Este oficio supone a quien lo realiza, no sólo en tanto individuo, sino como dispositivo de producción de conocimiento. Esto significa que el principal medio de aprehensión, comprensión y comunicación que media la etnografía es el cuerpo de quien investiga, sus sensibilidades, habilidades y limitaciones. De esta manera, se reconoce y da lugar a la subjetividad, a la emocionalidad, a la clase social,  a la identidad cultural específica de quién investiga y su influencia, entre otros aspectos, en lugar de esconder estas cuestiones o asumir que no existen, lo que se ha profundizado aún más desde el ejercicio de la autoetnografía. 

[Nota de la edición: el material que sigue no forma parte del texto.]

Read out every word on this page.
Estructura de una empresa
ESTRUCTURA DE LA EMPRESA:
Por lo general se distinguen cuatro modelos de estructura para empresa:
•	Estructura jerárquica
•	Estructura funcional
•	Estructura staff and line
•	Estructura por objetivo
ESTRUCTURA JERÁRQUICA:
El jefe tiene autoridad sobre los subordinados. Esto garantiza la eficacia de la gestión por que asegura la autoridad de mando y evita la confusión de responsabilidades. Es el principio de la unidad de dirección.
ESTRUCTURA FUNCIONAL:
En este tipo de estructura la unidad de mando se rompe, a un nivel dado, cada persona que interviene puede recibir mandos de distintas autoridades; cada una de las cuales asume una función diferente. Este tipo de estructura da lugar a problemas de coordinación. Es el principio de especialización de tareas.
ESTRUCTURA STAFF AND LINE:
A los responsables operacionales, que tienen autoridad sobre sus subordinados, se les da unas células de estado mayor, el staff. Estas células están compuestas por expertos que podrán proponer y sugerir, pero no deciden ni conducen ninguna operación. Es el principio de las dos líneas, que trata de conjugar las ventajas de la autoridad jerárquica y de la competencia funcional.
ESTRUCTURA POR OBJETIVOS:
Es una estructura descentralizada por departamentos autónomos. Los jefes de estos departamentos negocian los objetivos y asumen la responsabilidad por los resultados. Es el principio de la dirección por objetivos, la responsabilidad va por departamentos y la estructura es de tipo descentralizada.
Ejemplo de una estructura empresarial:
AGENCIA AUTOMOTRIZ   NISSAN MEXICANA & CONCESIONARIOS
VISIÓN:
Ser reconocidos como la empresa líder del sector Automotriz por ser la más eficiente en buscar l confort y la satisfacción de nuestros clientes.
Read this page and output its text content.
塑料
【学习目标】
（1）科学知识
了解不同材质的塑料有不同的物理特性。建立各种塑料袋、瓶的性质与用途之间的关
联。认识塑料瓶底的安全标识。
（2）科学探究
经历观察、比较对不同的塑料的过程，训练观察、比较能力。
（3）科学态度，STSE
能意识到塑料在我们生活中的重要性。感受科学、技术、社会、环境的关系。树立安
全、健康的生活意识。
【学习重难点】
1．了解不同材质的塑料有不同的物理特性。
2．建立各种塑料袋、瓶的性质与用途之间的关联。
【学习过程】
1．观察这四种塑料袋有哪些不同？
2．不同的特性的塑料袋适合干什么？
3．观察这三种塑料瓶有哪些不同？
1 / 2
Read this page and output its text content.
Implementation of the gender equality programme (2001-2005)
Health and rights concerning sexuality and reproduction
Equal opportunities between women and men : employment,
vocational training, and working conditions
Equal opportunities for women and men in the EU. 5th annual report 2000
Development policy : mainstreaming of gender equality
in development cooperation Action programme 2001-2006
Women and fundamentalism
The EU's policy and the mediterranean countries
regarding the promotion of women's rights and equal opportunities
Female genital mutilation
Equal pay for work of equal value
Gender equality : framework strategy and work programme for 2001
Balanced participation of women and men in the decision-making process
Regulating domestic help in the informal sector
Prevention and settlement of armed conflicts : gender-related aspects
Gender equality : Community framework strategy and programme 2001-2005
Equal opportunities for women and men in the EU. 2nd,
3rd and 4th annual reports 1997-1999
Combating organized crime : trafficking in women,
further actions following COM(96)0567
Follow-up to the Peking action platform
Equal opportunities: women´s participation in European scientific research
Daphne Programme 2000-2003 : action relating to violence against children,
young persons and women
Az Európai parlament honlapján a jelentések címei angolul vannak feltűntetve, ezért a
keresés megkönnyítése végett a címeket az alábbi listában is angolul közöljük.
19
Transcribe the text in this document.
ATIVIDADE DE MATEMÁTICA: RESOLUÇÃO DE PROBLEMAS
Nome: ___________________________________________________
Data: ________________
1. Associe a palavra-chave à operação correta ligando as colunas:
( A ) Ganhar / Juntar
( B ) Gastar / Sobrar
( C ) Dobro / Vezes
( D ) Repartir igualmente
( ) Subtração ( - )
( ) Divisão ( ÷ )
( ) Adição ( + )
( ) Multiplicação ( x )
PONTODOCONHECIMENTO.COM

Las escrituras que aquí presentamos exploran de distintas maneras la extrañeza y la incomodidad de tratar de habitar un tiempo que se ha desquiciado, donde la incertidumbre pasa a ser una condición permanente y la espera un gesto que se eterniza, entre las filas de los centros de salud y las filas virtuales para hacer trámites online. Donde la incomodidad ante el roce inevitable de los cuerpos en la feria, o ante una persona que en una tienda comete la imprudencia de hablar por teléfono sin usar mascarilla, pueden provocar el mayor temor o indignación; y algo en apariencia tan simple como compartir un mate puede representar un acto casi subversivo, en un momento en que lo que se impone como sentido común es el temor a las lenguas y la saliva ajena. Mientras, la tele prendida llena monótonamente el vacío de palabras que se instala al interior del hogar. En esta extraña realidad, los humanos parecemos ser sacados a pasear por nuestros perros, que se huelen y revuelcan mientras los primeros nos esforzamos por mantener la distancia con los demás, sin poder disimular la enorme falta que nos hacen los otrxs, los olores y tactos de los seres que queremos. Vuelven entonces con fuerza a la memoria los paisajes sonoros que echamos de menos cuando nos enfrentamos al silencio de las paredes y de las calles vacías, y entonces no nos queda más que abrazar el silencio para poder agudizar el oído y escuchar mejor. Podemos experimentar incluso el goce de reirnos con otrxs, de contagiarnos afectos alegres que surgen del encuentro y la composición entre los cuerpos, y el reencuentro con un nosotrxs que a veces toma forma de familia y otras de manada, de vecinxs, o de grupo de amigxs; porque frente a la incertidumbre de la pandemia la única certeza que nos queda pareciera ser la dependencia que tenemos de los demás, la necesidad de cuidarnos con (y no de) esos otrxs a los que tantas cosas nos separaban como ahora nos unen: en primer lugar, el habitar colectivamente un mundo que se ha vuelto inhabitable.

La etnografía no es patrimonio de los antropólogos: cualquiera puede construir etnografía desde la atención y reflexión sobre sus propios espacios y tiempos. Esperamos que estos textos sirvan, de ese modo, como una invitación abierta para poner en práctica un ejercicio de escucha atenta que nos permita construir saberes desde nuestras propias experiencias situadas, como una forma de apropiarnos de aquello que parece impensable: habitar lo inhabitable, vivir y resistir en la catástrofe capitalista.